ATI Radeon HD 4870 X2 Performance Preview

by John Reynolds

 

IntroductionATi Technologies
AMD’s Radeon HD 4800 series has been an unqualified success for the firm. The HD 4850 and 4870 boards, priced in the $200-$300 range, brought amazing performance and feature sets and immediately reshaped the competitive GPU landscape. Despite these parts’ bang-for-buck value, though, NVIDIA was still able to claim the single-board performance crown with their new GeForce GTX 280. Yet the GTXs are based on large, power hungry chips and AMD has publicly stated a lack of interest in pursuing higher levels of performance through such designs, instead reaching for the bleeding edge through the use of dual-GPU boards comprised of smaller chips. Thus AMD seeks to grab the performance crown away from NVIDIA today with the launch of the Radeon HD 4870 X2.

As noted in SimHQ’s HD 4850/4870 performance previews, the entire Radeon HD 4800 series is based on AMD’s RV770 chip. This ASIC is relatively small in die size (256mm^2) in contrast with current products from NVIDIA, giving AMD more economic leeway and flexibility when designing a high-end board like the new X2 compared to a part like the GTX 280. Why? Defects in manufacturing rise exponentially with die size increases, and a defective chip is obviously a waste of money for any company. And two RV770 GPUs are still smaller in size than a single GT200, so the current cost of producing an X2-style board is less for AMD than a single GTX is for NVIDIA when considering the costliest component on a graphics board: the GPU. Furthermore, a single RV770 has shown itself to be rather competitive to the performance levels of the new GTXs, so placing two such GPUs on a single graphics board effectively doubles the potential performance (twice the stream processors, twice the bandwidth, twice the texture and ROP units, etc.). Yet theoretical performance is just that, and informed readers are aware that multi-GPU solutions also have drawbacks; not all games scale well in performance when running under multi-GPU setups, and those that do scale rarely see a doubling of the rendered frame rate over that produced by a single GPU.

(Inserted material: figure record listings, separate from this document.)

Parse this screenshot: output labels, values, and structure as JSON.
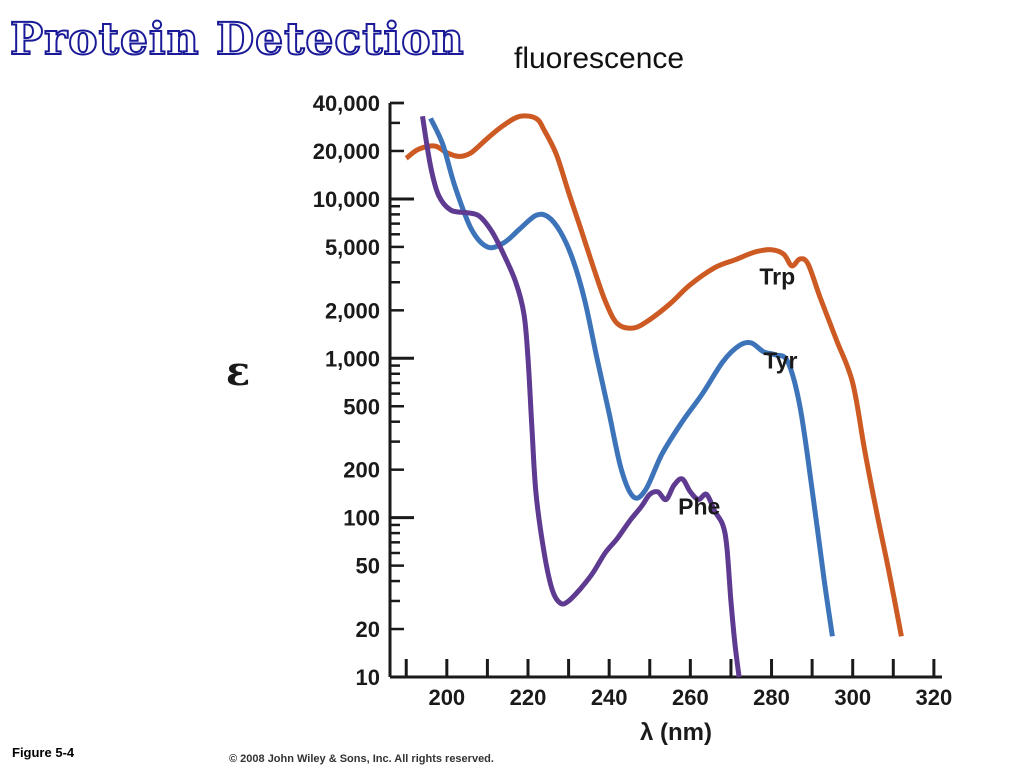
{
  "slide": {
    "title": "Protein Detection",
    "subtitle": "fluorescence",
    "figure_label": "Figure 5-4",
    "copyright": "© 2008 John Wiley & Sons, Inc. All rights reserved."
  },
  "chart_data": {
    "type": "line",
    "title": "",
    "xlabel": "λ (nm)",
    "ylabel": "ε",
    "xlim": [
      186,
      322
    ],
    "ylim": [
      10,
      40000
    ],
    "yscale": "log",
    "x_ticks": [
      200,
      220,
      240,
      260,
      280,
      300,
      320
    ],
    "x_minor_step": 10,
    "y_ticks": [
      10,
      20,
      50,
      100,
      200,
      500,
      1000,
      2000,
      5000,
      10000,
      20000,
      40000
    ],
    "y_tick_labels": [
      "10",
      "20",
      "50",
      "100",
      "200",
      "500",
      "1,000",
      "2,000",
      "5,000",
      "10,000",
      "20,000",
      "40,000"
    ],
    "grid": false,
    "legend": "none",
    "series": [
      {
        "name": "Trp",
        "color": "#cc5a22",
        "label_at": [
          277,
          2900
        ],
        "points": [
          [
            190,
            18000
          ],
          [
            193,
            20500
          ],
          [
            197,
            21500
          ],
          [
            200,
            19500
          ],
          [
            203,
            18500
          ],
          [
            206,
            19500
          ],
          [
            210,
            24000
          ],
          [
            214,
            29000
          ],
          [
            218,
            33000
          ],
          [
            222,
            32000
          ],
          [
            224,
            27000
          ],
          [
            227,
            19000
          ],
          [
            230,
            11000
          ],
          [
            233,
            6500
          ],
          [
            236,
            3800
          ],
          [
            239,
            2300
          ],
          [
            242,
            1650
          ],
          [
            246,
            1550
          ],
          [
            250,
            1750
          ],
          [
            255,
            2200
          ],
          [
            260,
            2900
          ],
          [
            266,
            3700
          ],
          [
            271,
            4150
          ],
          [
            276,
            4650
          ],
          [
            280,
            4800
          ],
          [
            283,
            4500
          ],
          [
            285,
            3800
          ],
          [
            287,
            4200
          ],
          [
            289,
            3900
          ],
          [
            292,
            2400
          ],
          [
            296,
            1300
          ],
          [
            300,
            700
          ],
          [
            303,
            260
          ],
          [
            306,
            105
          ],
          [
            309,
            45
          ],
          [
            312,
            18
          ]
        ]
      },
      {
        "name": "Tyr",
        "color": "#3d74b9",
        "label_at": [
          278,
          860
        ],
        "points": [
          [
            196,
            32000
          ],
          [
            199,
            22000
          ],
          [
            202,
            12000
          ],
          [
            206,
            6500
          ],
          [
            210,
            5000
          ],
          [
            214,
            5300
          ],
          [
            218,
            6500
          ],
          [
            222,
            7900
          ],
          [
            225,
            7700
          ],
          [
            228,
            6200
          ],
          [
            231,
            4200
          ],
          [
            234,
            2300
          ],
          [
            237,
            1000
          ],
          [
            240,
            450
          ],
          [
            243,
            200
          ],
          [
            246,
            135
          ],
          [
            249,
            150
          ],
          [
            253,
            250
          ],
          [
            258,
            400
          ],
          [
            263,
            600
          ],
          [
            268,
            950
          ],
          [
            272,
            1200
          ],
          [
            275,
            1250
          ],
          [
            278,
            1100
          ],
          [
            281,
            1050
          ],
          [
            284,
            950
          ],
          [
            287,
            500
          ],
          [
            290,
            150
          ],
          [
            293,
            40
          ],
          [
            295,
            18
          ]
        ]
      },
      {
        "name": "Phe",
        "color": "#5e3a91",
        "label_at": [
          257,
          105
        ],
        "points": [
          [
            194,
            33000
          ],
          [
            196,
            16000
          ],
          [
            198,
            10500
          ],
          [
            201,
            8500
          ],
          [
            205,
            8200
          ],
          [
            208,
            7800
          ],
          [
            211,
            6300
          ],
          [
            214,
            4500
          ],
          [
            217,
            3000
          ],
          [
            219,
            1900
          ],
          [
            220,
            1000
          ],
          [
            221,
            350
          ],
          [
            222,
            140
          ],
          [
            224,
            60
          ],
          [
            226,
            35
          ],
          [
            228,
            29
          ],
          [
            230,
            30
          ],
          [
            233,
            36
          ],
          [
            236,
            45
          ],
          [
            239,
            60
          ],
          [
            242,
            74
          ],
          [
            245,
            95
          ],
          [
            248,
            118
          ],
          [
            250,
            140
          ],
          [
            252,
            145
          ],
          [
            254,
            130
          ],
          [
            256,
            160
          ],
          [
            258,
            175
          ],
          [
            260,
            145
          ],
          [
            262,
            130
          ],
          [
            264,
            140
          ],
          [
            266,
            110
          ],
          [
            268,
            90
          ],
          [
            269,
            65
          ],
          [
            270,
            30
          ],
          [
            271,
            16
          ],
          [
            272,
            10
          ]
        ]
      }
    ]
  }
}
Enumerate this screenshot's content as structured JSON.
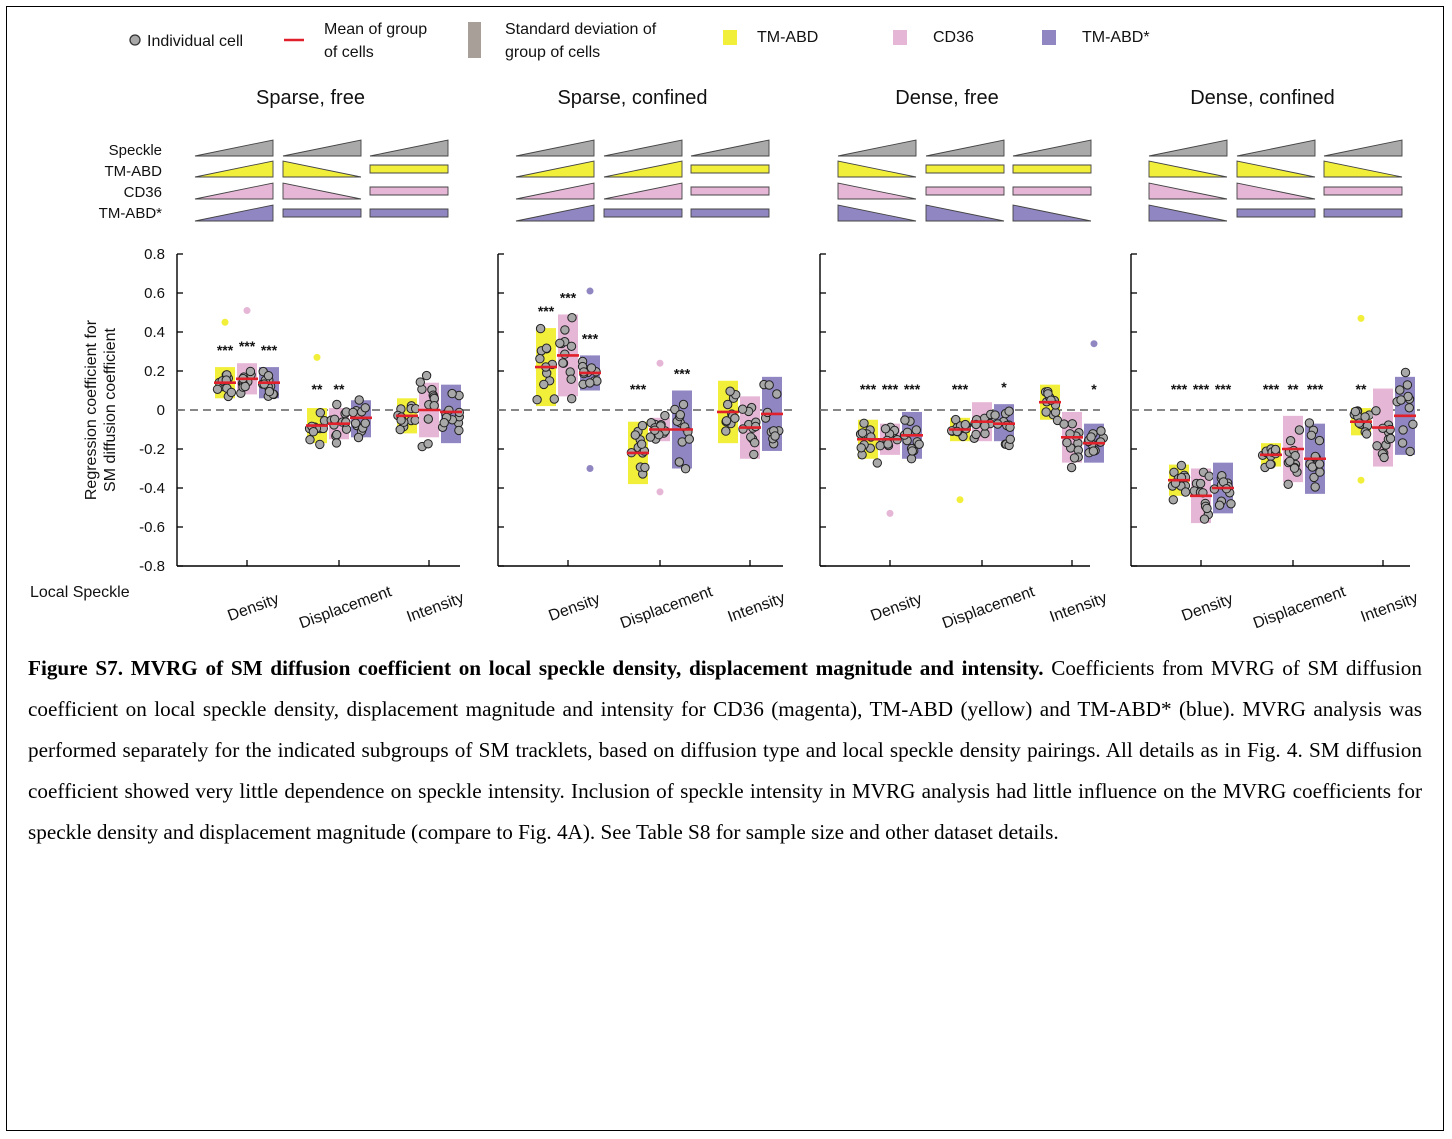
{
  "legend": {
    "individual_cell": "Individual cell",
    "mean_line1": "Mean of group",
    "mean_line2": "of cells",
    "sd_line1": "Standard deviation of",
    "sd_line2": "group of cells",
    "tmabd": "TM-ABD",
    "cd36": "CD36",
    "tmabd_star": "TM-ABD*"
  },
  "colors": {
    "tmabd": "#f2ef3a",
    "cd36": "#e6b6d6",
    "tmabd_star": "#8f86c2",
    "mean": "#e0202a",
    "point_fill": "#a8a8a8",
    "speckle": "#a9a9a9",
    "sd_legend": "#a89f98"
  },
  "row_labels": [
    "Speckle",
    "TM-ABD",
    "CD36",
    "TM-ABD*"
  ],
  "icons": [
    [
      [
        "up",
        "up",
        "up",
        "up"
      ],
      [
        "up",
        "down",
        "down",
        "flat"
      ],
      [
        "up",
        "flat",
        "flat",
        "flat"
      ]
    ],
    [
      [
        "up",
        "up",
        "up",
        "up"
      ],
      [
        "up",
        "up",
        "up",
        "flat"
      ],
      [
        "up",
        "flat",
        "flat",
        "flat"
      ]
    ],
    [
      [
        "up",
        "down",
        "down",
        "down"
      ],
      [
        "up",
        "flat",
        "flat",
        "down"
      ],
      [
        "up",
        "flat",
        "flat",
        "down"
      ]
    ],
    [
      [
        "up",
        "down",
        "down",
        "down"
      ],
      [
        "up",
        "down",
        "down",
        "flat"
      ],
      [
        "up",
        "down",
        "flat",
        "flat"
      ]
    ]
  ],
  "chart_data": {
    "type": "scatter",
    "ylabel_line1": "Regression coefficient for",
    "ylabel_line2": "SM diffusion coefficient",
    "ylim": [
      -0.8,
      0.8
    ],
    "yticks": [
      "0.8",
      "0.6",
      "0.4",
      "0.2",
      "0",
      "-0.2",
      "-0.4",
      "-0.6",
      "-0.8"
    ],
    "ytick_values": [
      0.8,
      0.6,
      0.4,
      0.2,
      0,
      -0.2,
      -0.4,
      -0.6,
      -0.8
    ],
    "xlabel": "Local Speckle",
    "categories": [
      "Density",
      "Displacement",
      "Intensity"
    ],
    "series_order": [
      "TM-ABD",
      "CD36",
      "TM-ABD*"
    ],
    "panels": [
      {
        "title": "Sparse, free",
        "groups": [
          {
            "category": "Density",
            "series": [
              {
                "name": "TM-ABD",
                "mean": 0.14,
                "sd_low": 0.06,
                "sd_high": 0.22,
                "stars": "***",
                "outliers": [
                  0.45
                ]
              },
              {
                "name": "CD36",
                "mean": 0.16,
                "sd_low": 0.08,
                "sd_high": 0.24,
                "stars": "***",
                "outliers": [
                  0.51
                ]
              },
              {
                "name": "TM-ABD*",
                "mean": 0.14,
                "sd_low": 0.06,
                "sd_high": 0.22,
                "stars": "***",
                "outliers": []
              }
            ]
          },
          {
            "category": "Displacement",
            "series": [
              {
                "name": "TM-ABD",
                "mean": -0.08,
                "sd_low": -0.17,
                "sd_high": 0.01,
                "stars": "**",
                "outliers": [
                  0.27
                ]
              },
              {
                "name": "CD36",
                "mean": -0.07,
                "sd_low": -0.15,
                "sd_high": 0.01,
                "stars": "**",
                "outliers": []
              },
              {
                "name": "TM-ABD*",
                "mean": -0.04,
                "sd_low": -0.14,
                "sd_high": 0.05,
                "stars": "",
                "outliers": []
              }
            ]
          },
          {
            "category": "Intensity",
            "series": [
              {
                "name": "TM-ABD",
                "mean": -0.03,
                "sd_low": -0.12,
                "sd_high": 0.06,
                "stars": "",
                "outliers": []
              },
              {
                "name": "CD36",
                "mean": 0.0,
                "sd_low": -0.14,
                "sd_high": 0.14,
                "stars": "",
                "outliers": []
              },
              {
                "name": "TM-ABD*",
                "mean": -0.01,
                "sd_low": -0.17,
                "sd_high": 0.13,
                "stars": "",
                "outliers": []
              }
            ]
          }
        ]
      },
      {
        "title": "Sparse, confined",
        "groups": [
          {
            "category": "Density",
            "series": [
              {
                "name": "TM-ABD",
                "mean": 0.22,
                "sd_low": 0.02,
                "sd_high": 0.42,
                "stars": "***",
                "outliers": []
              },
              {
                "name": "CD36",
                "mean": 0.28,
                "sd_low": 0.07,
                "sd_high": 0.49,
                "stars": "***",
                "outliers": []
              },
              {
                "name": "TM-ABD*",
                "mean": 0.19,
                "sd_low": 0.1,
                "sd_high": 0.28,
                "stars": "***",
                "outliers": [
                  0.61,
                  -0.3
                ]
              }
            ]
          },
          {
            "category": "Displacement",
            "series": [
              {
                "name": "TM-ABD",
                "mean": -0.22,
                "sd_low": -0.38,
                "sd_high": -0.06,
                "stars": "***",
                "outliers": []
              },
              {
                "name": "CD36",
                "mean": -0.1,
                "sd_low": -0.16,
                "sd_high": -0.04,
                "stars": "",
                "outliers": [
                  0.24,
                  -0.42
                ]
              },
              {
                "name": "TM-ABD*",
                "mean": -0.1,
                "sd_low": -0.3,
                "sd_high": 0.1,
                "stars": "***",
                "outliers": []
              }
            ]
          },
          {
            "category": "Intensity",
            "series": [
              {
                "name": "TM-ABD",
                "mean": -0.01,
                "sd_low": -0.17,
                "sd_high": 0.15,
                "stars": "",
                "outliers": []
              },
              {
                "name": "CD36",
                "mean": -0.09,
                "sd_low": -0.25,
                "sd_high": 0.07,
                "stars": "",
                "outliers": []
              },
              {
                "name": "TM-ABD*",
                "mean": -0.02,
                "sd_low": -0.21,
                "sd_high": 0.17,
                "stars": "",
                "outliers": []
              }
            ]
          }
        ]
      },
      {
        "title": "Dense, free",
        "groups": [
          {
            "category": "Density",
            "series": [
              {
                "name": "TM-ABD",
                "mean": -0.15,
                "sd_low": -0.25,
                "sd_high": -0.05,
                "stars": "***",
                "outliers": []
              },
              {
                "name": "CD36",
                "mean": -0.15,
                "sd_low": -0.23,
                "sd_high": -0.07,
                "stars": "***",
                "outliers": [
                  -0.53
                ]
              },
              {
                "name": "TM-ABD*",
                "mean": -0.13,
                "sd_low": -0.25,
                "sd_high": -0.01,
                "stars": "***",
                "outliers": []
              }
            ]
          },
          {
            "category": "Displacement",
            "series": [
              {
                "name": "TM-ABD",
                "mean": -0.1,
                "sd_low": -0.16,
                "sd_high": -0.04,
                "stars": "***",
                "outliers": [
                  -0.46
                ]
              },
              {
                "name": "CD36",
                "mean": -0.06,
                "sd_low": -0.16,
                "sd_high": 0.04,
                "stars": "",
                "outliers": []
              },
              {
                "name": "TM-ABD*",
                "mean": -0.07,
                "sd_low": -0.16,
                "sd_high": 0.03,
                "stars": "*",
                "outliers": []
              }
            ]
          },
          {
            "category": "Intensity",
            "series": [
              {
                "name": "TM-ABD",
                "mean": 0.04,
                "sd_low": -0.05,
                "sd_high": 0.13,
                "stars": "",
                "outliers": []
              },
              {
                "name": "CD36",
                "mean": -0.14,
                "sd_low": -0.27,
                "sd_high": -0.01,
                "stars": "",
                "outliers": []
              },
              {
                "name": "TM-ABD*",
                "mean": -0.17,
                "sd_low": -0.27,
                "sd_high": -0.07,
                "stars": "*",
                "outliers": [
                  0.34
                ]
              }
            ]
          }
        ]
      },
      {
        "title": "Dense, confined",
        "groups": [
          {
            "category": "Density",
            "series": [
              {
                "name": "TM-ABD",
                "mean": -0.36,
                "sd_low": -0.44,
                "sd_high": -0.28,
                "stars": "***",
                "outliers": []
              },
              {
                "name": "CD36",
                "mean": -0.44,
                "sd_low": -0.58,
                "sd_high": -0.3,
                "stars": "***",
                "outliers": []
              },
              {
                "name": "TM-ABD*",
                "mean": -0.4,
                "sd_low": -0.53,
                "sd_high": -0.27,
                "stars": "***",
                "outliers": []
              }
            ]
          },
          {
            "category": "Displacement",
            "series": [
              {
                "name": "TM-ABD",
                "mean": -0.23,
                "sd_low": -0.29,
                "sd_high": -0.17,
                "stars": "***",
                "outliers": []
              },
              {
                "name": "CD36",
                "mean": -0.2,
                "sd_low": -0.37,
                "sd_high": -0.03,
                "stars": "**",
                "outliers": []
              },
              {
                "name": "TM-ABD*",
                "mean": -0.25,
                "sd_low": -0.43,
                "sd_high": -0.07,
                "stars": "***",
                "outliers": []
              }
            ]
          },
          {
            "category": "Intensity",
            "series": [
              {
                "name": "TM-ABD",
                "mean": -0.06,
                "sd_low": -0.13,
                "sd_high": 0.01,
                "stars": "**",
                "outliers": [
                  0.47,
                  -0.36
                ]
              },
              {
                "name": "CD36",
                "mean": -0.09,
                "sd_low": -0.29,
                "sd_high": 0.11,
                "stars": "",
                "outliers": []
              },
              {
                "name": "TM-ABD*",
                "mean": -0.03,
                "sd_low": -0.23,
                "sd_high": 0.17,
                "stars": "",
                "outliers": []
              }
            ]
          }
        ]
      }
    ]
  },
  "caption": {
    "bold": "Figure S7. MVRG of SM diffusion coefficient on local speckle density, displacement magnitude and intensity.",
    "text": " Coefficients from MVRG of SM diffusion coefficient on local speckle density, displacement magnitude and intensity for CD36 (magenta), TM-ABD (yellow) and TM-ABD* (blue). MVRG analysis was performed separately for the indicated subgroups of SM tracklets, based on diffusion type and local speckle density pairings. All details as in Fig. 4. SM diffusion coefficient showed very little dependence on speckle intensity. Inclusion of speckle intensity in MVRG analysis had little influence on the MVRG coefficients for speckle density and displacement magnitude (compare to Fig. 4A). See Table S8 for sample size and other dataset details."
  }
}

The RV770 chip was designed with better inter-communications between GPUs in mind, so according to AMD scaling should be improved compared to previous X2 products. Also, the PLX bridge chip is a second generation unit and is PCIe 2.0 compliant, enabling 21GB of aggregate bandwidth among the two GPUs (and obviously including the PCIe slot itself). The PLX bridge chip is situated on the board between the two RV770 chips. The Radeon HD 4870 X2, like the HD 4870, is a dual slot part, but whereas the latter requires two 6-pin power connectors and is 9.5” long, the X2 is 10.5” long and requires an 8-pin and 6-pin power connectors. In addition, the X2 has 2GB of GDDR5 memory onboard, 1GB per GPU. This essentially doubles the frame buffer size compared to a standard HD 4870, something worth noting for those with high resolution displays that might find themselves limited at times by 512MB. Marketing at any company likes big numbers, it makes their product look better, and AMD is quick to boast of the 230GB/s of memory bandwidth the HD 4870 X2 brings to market, the 1600 stream processors, the 2.4 teraflops, etc., but bear in mind that these aggregate numbers are effectively split between the two GPUs since CrossFire now almost universally uses AFR (alternate frame rendering).

The Radeon HD 4870 X2 has an initial MSRP of $550. AMD is also releasing a Radeon HD 4850 X2, which is almost identical to the 4870 X2 in how it gangs up two 4850s onto a single board (with 2GB of GDDR3). This part will initially sell for $400. AMD sent SimHQ a Sapphire Radeon HD 4870 X2 for today’s launch, which we’ll compare against two HD 4870s in CrossFire and single-board modes.